The woman said to him, “Sir, you have no bucket, and the well is deep. Where do you get that living water? Are you greater than our ancestor Jacob, who gave us the well, and with his sons and his flocks drank from it?” Jesus said to her, “Everyone who drinks of this water will be thirsty again, but those who drink of the water that I will give them will never be thirsty. The water that I will give will become in them a spring of water gushing up to eternal life.” The woman said to him, “Sir, give me this water, so that I may never be thirsty or have to keep coming here to draw water.” (John 4:1-42)

The Samaritan woman presumes that when Jesus speaks of water, He is speaking of the same water of which she has come to draw from the well. She is physically thirsty, and has come to draw water. This stranger at the well claims He can draw living water and give her a drink. It may not be much to say the woman likely thought “What the heck is this guy talking about?” This stranger has no bucket, and the well is far too deep for him to simply bend over and scoop up a handful of water. Yet Jesus is speaking at a deeper, metaphorical level, of a different kind of well and a different kind of water. The woman’s confusion is natural, and to be expected. If a stranger were to approach us speaking in a metaphorical and cryptic language about deep spiritual matters, we would naturally be suspicious, confused, possibly a bit defensive. Jesus is a total stranger, speaking in an atypical metaphoric language about much different matters than what the woman was likely accustomed to hearing or speaking about.

Sometimes our approach to those of different faiths or religious traditions can be similar to that of the Samaritan woman. Our own customs, language, cultural idioms and historical and philosophical reference points shape the way we hear, understand, and communicate. We bring all kinds of baggage, both consciously and subconsciously, to any conversation about religion. God, Jesus, Scripture, grace, justification, salvation, sin: all words with profound and different meanings based on our own background, upbringing, study, and personal experiences. If we don’t take the necessary time to listen, to reflect, to ingest what another person says, we may actually miss his or her point entirely. “You have no bucket,” we are inclined to say, when our family member, friend, or acquaintance may not be talking about the same thing as us. “The well is deep,” we tell the person, not realizing what he or she is really saying. When we hear certain words or phrases, our own subjective experience and understanding may prevent us from realizing the person may mean something very different from what we presumed. We might even find that we have to take the time to appreciate what words, phrases, ideas, might mean to another person, in another paradigm, that contrasts and conflicts with our own.

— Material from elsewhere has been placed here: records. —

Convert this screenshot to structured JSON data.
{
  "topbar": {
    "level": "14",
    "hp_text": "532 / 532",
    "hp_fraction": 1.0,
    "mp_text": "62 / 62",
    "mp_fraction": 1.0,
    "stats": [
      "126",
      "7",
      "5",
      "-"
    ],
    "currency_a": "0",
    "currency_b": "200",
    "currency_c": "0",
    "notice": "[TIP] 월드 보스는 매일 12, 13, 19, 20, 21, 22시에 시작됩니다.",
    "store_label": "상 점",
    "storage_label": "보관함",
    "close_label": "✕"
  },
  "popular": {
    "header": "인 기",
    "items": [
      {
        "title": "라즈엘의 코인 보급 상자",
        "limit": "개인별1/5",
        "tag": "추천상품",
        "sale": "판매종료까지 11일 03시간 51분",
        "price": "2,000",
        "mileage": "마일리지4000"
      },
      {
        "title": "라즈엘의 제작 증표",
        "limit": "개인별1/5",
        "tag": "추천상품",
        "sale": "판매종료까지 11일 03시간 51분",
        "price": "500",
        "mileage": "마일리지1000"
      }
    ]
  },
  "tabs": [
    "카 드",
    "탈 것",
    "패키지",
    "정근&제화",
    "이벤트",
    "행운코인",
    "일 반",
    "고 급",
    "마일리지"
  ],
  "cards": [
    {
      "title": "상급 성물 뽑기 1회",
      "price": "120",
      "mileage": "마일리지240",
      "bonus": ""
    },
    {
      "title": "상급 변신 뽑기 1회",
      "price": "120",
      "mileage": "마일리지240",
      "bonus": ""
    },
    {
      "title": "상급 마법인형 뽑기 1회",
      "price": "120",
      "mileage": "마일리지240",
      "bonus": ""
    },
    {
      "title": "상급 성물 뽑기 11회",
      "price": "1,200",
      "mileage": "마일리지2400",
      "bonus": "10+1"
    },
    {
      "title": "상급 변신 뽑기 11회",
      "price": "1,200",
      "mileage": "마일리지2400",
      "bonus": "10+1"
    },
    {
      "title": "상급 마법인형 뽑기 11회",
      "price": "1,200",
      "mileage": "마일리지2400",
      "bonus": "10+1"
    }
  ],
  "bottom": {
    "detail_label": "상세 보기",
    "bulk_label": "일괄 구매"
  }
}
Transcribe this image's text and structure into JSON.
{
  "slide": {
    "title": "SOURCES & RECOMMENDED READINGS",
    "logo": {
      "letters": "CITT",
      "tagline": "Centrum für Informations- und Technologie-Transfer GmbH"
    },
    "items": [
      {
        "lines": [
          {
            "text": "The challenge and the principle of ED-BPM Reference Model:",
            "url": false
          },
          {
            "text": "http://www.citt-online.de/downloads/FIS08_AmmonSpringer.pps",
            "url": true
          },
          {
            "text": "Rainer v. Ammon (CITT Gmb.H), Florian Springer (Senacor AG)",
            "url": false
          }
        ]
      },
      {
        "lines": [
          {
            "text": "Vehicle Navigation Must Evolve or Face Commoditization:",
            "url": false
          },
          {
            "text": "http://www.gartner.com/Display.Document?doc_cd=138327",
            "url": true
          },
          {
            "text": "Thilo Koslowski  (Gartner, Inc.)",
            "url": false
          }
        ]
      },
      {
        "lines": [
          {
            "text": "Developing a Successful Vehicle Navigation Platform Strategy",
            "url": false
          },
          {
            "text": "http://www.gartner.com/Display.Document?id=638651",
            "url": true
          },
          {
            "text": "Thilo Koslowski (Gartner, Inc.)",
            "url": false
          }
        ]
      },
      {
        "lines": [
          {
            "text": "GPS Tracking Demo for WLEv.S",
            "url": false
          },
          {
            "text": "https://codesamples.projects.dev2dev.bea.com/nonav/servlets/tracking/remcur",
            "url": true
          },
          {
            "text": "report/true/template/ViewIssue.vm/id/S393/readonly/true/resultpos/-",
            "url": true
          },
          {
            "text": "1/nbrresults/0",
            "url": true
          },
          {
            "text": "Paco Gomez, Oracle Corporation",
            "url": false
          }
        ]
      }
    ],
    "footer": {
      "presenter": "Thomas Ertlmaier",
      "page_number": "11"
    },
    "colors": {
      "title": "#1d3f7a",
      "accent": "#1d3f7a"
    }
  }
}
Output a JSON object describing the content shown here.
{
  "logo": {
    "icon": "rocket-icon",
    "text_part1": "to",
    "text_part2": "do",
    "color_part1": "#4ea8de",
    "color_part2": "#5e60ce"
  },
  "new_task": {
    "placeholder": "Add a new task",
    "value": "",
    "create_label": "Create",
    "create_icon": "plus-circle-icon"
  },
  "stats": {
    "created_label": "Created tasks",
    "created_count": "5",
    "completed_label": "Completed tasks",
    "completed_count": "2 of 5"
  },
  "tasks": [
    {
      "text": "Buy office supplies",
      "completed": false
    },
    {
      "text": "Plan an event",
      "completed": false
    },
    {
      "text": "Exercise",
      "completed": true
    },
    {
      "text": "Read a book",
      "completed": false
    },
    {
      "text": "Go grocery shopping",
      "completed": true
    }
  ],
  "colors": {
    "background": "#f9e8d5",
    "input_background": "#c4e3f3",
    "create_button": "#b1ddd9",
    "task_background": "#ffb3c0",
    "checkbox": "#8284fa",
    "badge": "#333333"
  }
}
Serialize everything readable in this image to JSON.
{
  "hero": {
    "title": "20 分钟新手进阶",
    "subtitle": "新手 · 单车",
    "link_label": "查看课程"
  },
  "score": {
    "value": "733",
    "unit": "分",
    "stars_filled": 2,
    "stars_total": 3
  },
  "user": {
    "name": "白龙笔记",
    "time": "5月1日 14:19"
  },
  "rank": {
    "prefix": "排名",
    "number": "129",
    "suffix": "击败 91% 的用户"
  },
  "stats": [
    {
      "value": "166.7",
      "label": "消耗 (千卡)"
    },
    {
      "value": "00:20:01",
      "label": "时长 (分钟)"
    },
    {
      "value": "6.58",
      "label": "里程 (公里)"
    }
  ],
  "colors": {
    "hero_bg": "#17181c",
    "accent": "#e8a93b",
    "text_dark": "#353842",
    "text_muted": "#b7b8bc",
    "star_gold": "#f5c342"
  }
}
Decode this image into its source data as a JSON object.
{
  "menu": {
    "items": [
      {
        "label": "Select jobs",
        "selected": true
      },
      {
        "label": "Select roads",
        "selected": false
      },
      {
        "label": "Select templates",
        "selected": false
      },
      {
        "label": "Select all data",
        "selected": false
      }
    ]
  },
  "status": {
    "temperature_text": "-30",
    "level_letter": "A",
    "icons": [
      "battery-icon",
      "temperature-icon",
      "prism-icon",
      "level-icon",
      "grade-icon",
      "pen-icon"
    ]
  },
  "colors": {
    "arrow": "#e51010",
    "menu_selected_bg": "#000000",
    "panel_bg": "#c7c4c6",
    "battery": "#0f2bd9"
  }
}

Jesus indeed had no bucket, and the well was too deep for him to draw the water the woman needed to quench her thirst. But He was speaking about an entirely different reality – a spiritual reality with its own language, its own meaning, its own truth. He indeed could give her water, but a water not of this world, but of God Himself. The Samaritan woman, in a moment of profound grace, started to get it. “Whatever water you are talking about, if it means never being thirsty again, I want it,” we can imagine her thinking. Her humility, her desperate need for truth and God, enabled her to begin to see what had been so obscured by her own cultural upbringing. If we want to participate in such life-changing, thirst-quenching interactions, we will need exactly that kind of humility and openness exemplified in the Samaritan woman at the well.

God, spring of the living water, awaken us to the truth that the gifts of the other are an expression of your unfathomable mystery. Make us sit at the well together to drink from your water which gathers us in unity and peace. In the name of Jesus we pray. Amen.